The contributions of this study can be seen from two perspectives. From the perspective of methodology, this paper continued to complement and perfect the ontology-based methods of geospatial data integration and sharing. From the perspective of geo-ontology, a relatively complete geo-ontology that is targeted at geospatial data was developed.

GeoDataOnt does not contain all detailed knowledge about geospatial data. It only provides a general semantic foundation for geospatial data integration and sharing. Thus, it can only resolve the semantic issues at a coarse-grained level. A more detailed GeoDataOnt is necessary to deal with the semantic issues at a fine-grained level. Moreover, the descriptions of certain characteristics of some geospatial data may be not accurate enough, leading to some limitations on solving the semantic issues in corresponding characteristics using an ontology. Therefore, there is still a long way to solve these problems completely. Future work will focus on overcoming these limitations and challenges and on extending the applications of GeoDataOnt.

Disclosure statement

No potential conflict of interest was reported by the authors.

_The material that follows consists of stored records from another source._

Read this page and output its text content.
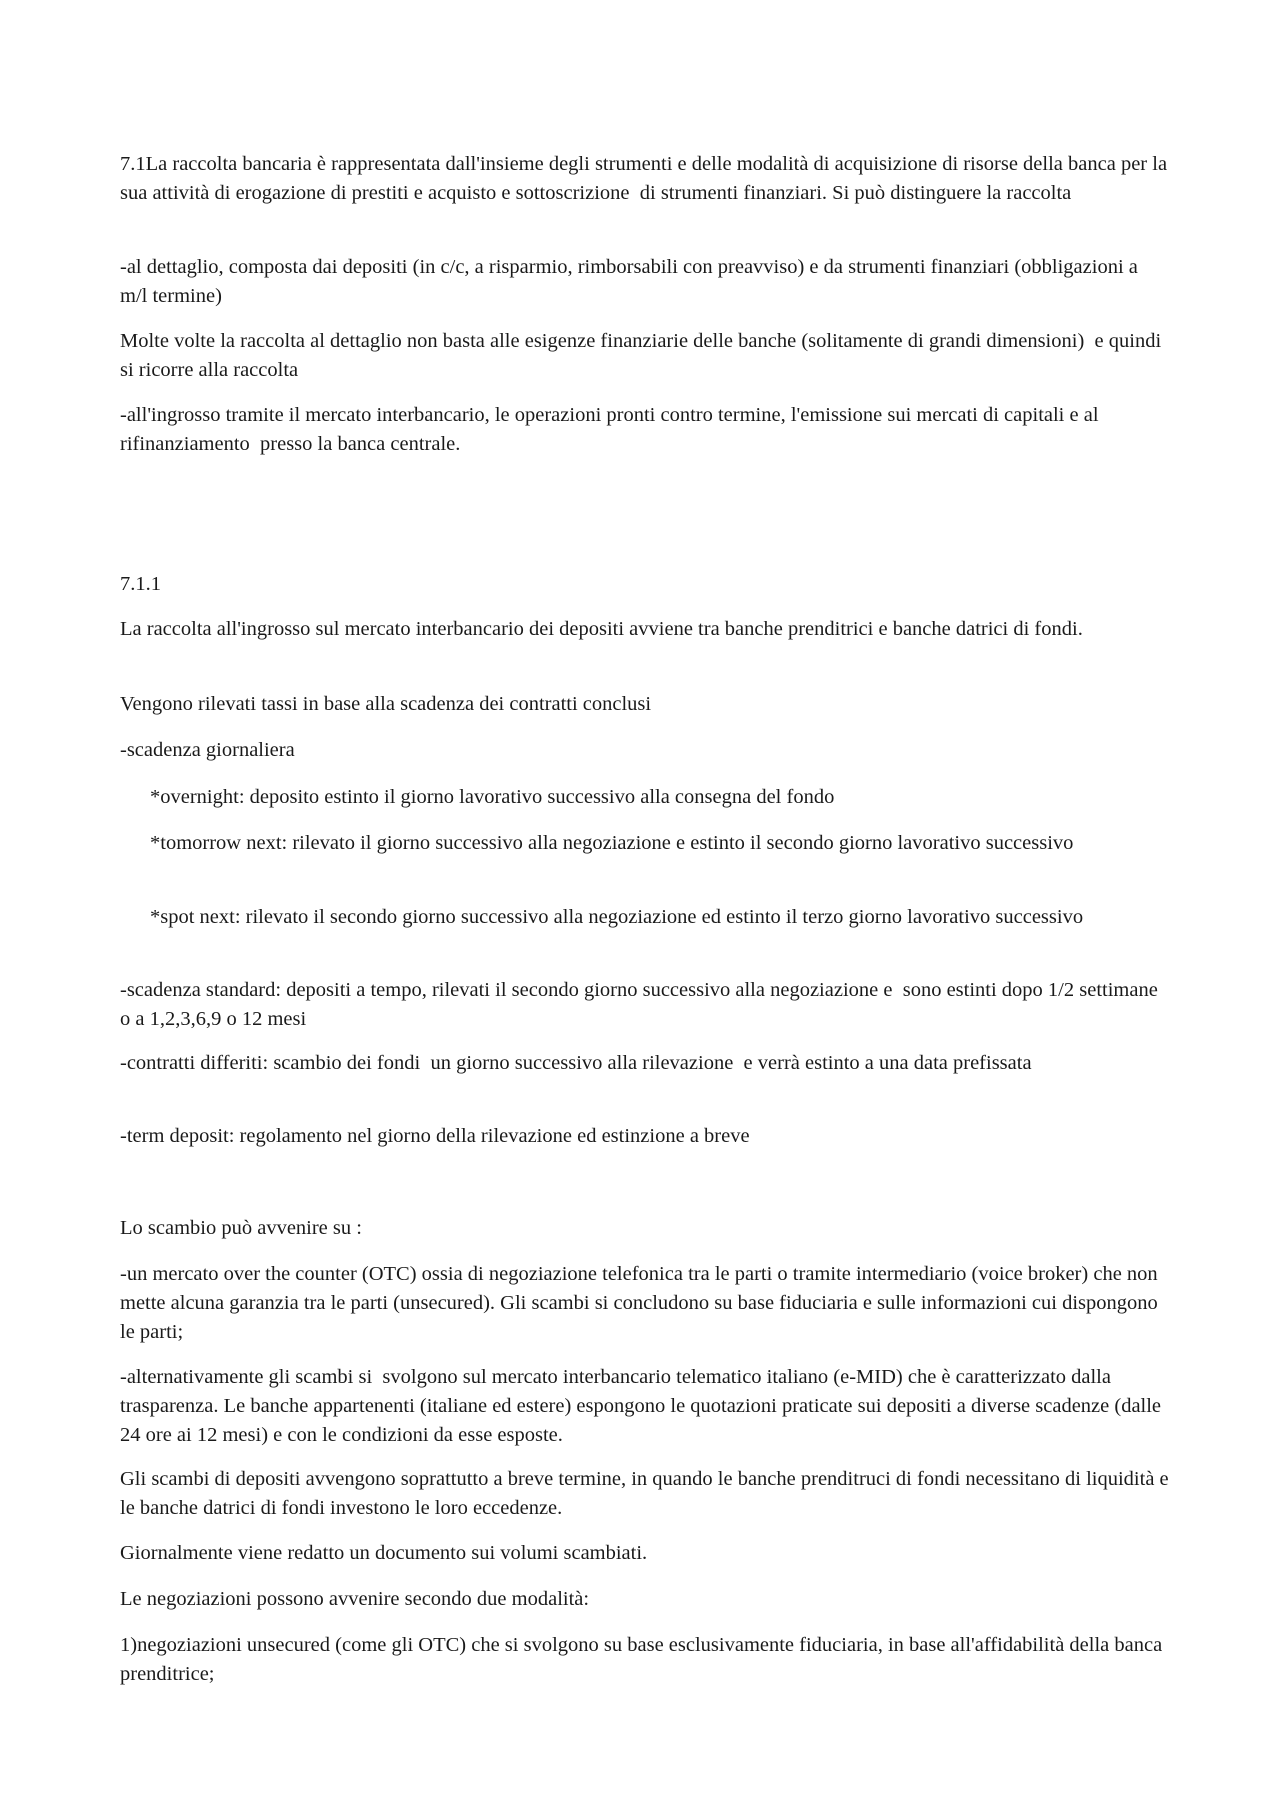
7.1La raccolta bancaria è rappresentata dall'insieme degli strumenti e delle modalità di acquisizione di risorse della banca per la sua attività di erogazione di prestiti e acquisto e sottoscrizione  di strumenti finanziari. Si può distinguere la raccolta

-al dettaglio, composta dai depositi (in c/c, a risparmio, rimborsabili con preavviso) e da strumenti finanziari (obbligazioni a m/l termine)

Molte volte la raccolta al dettaglio non basta alle esigenze finanziarie delle banche (solitamente di grandi dimensioni)  e quindi si ricorre alla raccolta

-all'ingrosso tramite il mercato interbancario, le operazioni pronti contro termine, l'emissione sui mercati di capitali e al rifinanziamento  presso la banca centrale.

7.1.1

La raccolta all'ingrosso sul mercato interbancario dei depositi avviene tra banche prenditrici e banche datrici di fondi.

Vengono rilevati tassi in base alla scadenza dei contratti conclusi

-scadenza giornaliera

*overnight: deposito estinto il giorno lavorativo successivo alla consegna del fondo

*tomorrow next: rilevato il giorno successivo alla negoziazione e estinto il secondo giorno lavorativo successivo

*spot next: rilevato il secondo giorno successivo alla negoziazione ed estinto il terzo giorno lavorativo successivo

-scadenza standard: depositi a tempo, rilevati il secondo giorno successivo alla negoziazione e  sono estinti dopo 1/2 settimane o a 1,2,3,6,9 o 12 mesi

-contratti differiti: scambio dei fondi  un giorno successivo alla rilevazione  e verrà estinto a una data prefissata

-term deposit: regolamento nel giorno della rilevazione ed estinzione a breve

Lo scambio può avvenire su :

-un mercato over the counter (OTC) ossia di negoziazione telefonica tra le parti o tramite intermediario (voice broker) che non mette alcuna garanzia tra le parti (unsecured). Gli scambi si concludono su base fiduciaria e sulle informazioni cui dispongono le parti;

-alternativamente gli scambi si  svolgono sul mercato interbancario telematico italiano (e-MID) che è caratterizzato dalla trasparenza. Le banche appartenenti (italiane ed estere) espongono le quotazioni praticate sui depositi a diverse scadenze (dalle 24 ore ai 12 mesi) e con le condizioni da esse esposte.

Gli scambi di depositi avvengono soprattutto a breve termine, in quando le banche prenditruci di fondi necessitano di liquidità e le banche datrici di fondi investono le loro eccedenze.

Giornalmente viene redatto un documento sui volumi scambiati.

Le negoziazioni possono avvenire secondo due modalità:

1)negoziazioni unsecured (come gli OTC) che si svolgono su base esclusivamente fiduciaria, in base all'affidabilità della banca  prenditrice;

Data availability statement

Data sharing is not applicable to this article as no new data were created or analysed in this study.

Additional information

Funding

This work was supported by the Strategic Priority Research Program of the Chinese Academy of Sciences [grant number XDA23100100]; National Natural Science Foundation of China [grant number 41771430], [grant number 41631177]; China Scholarship Council [grant number 201804910732].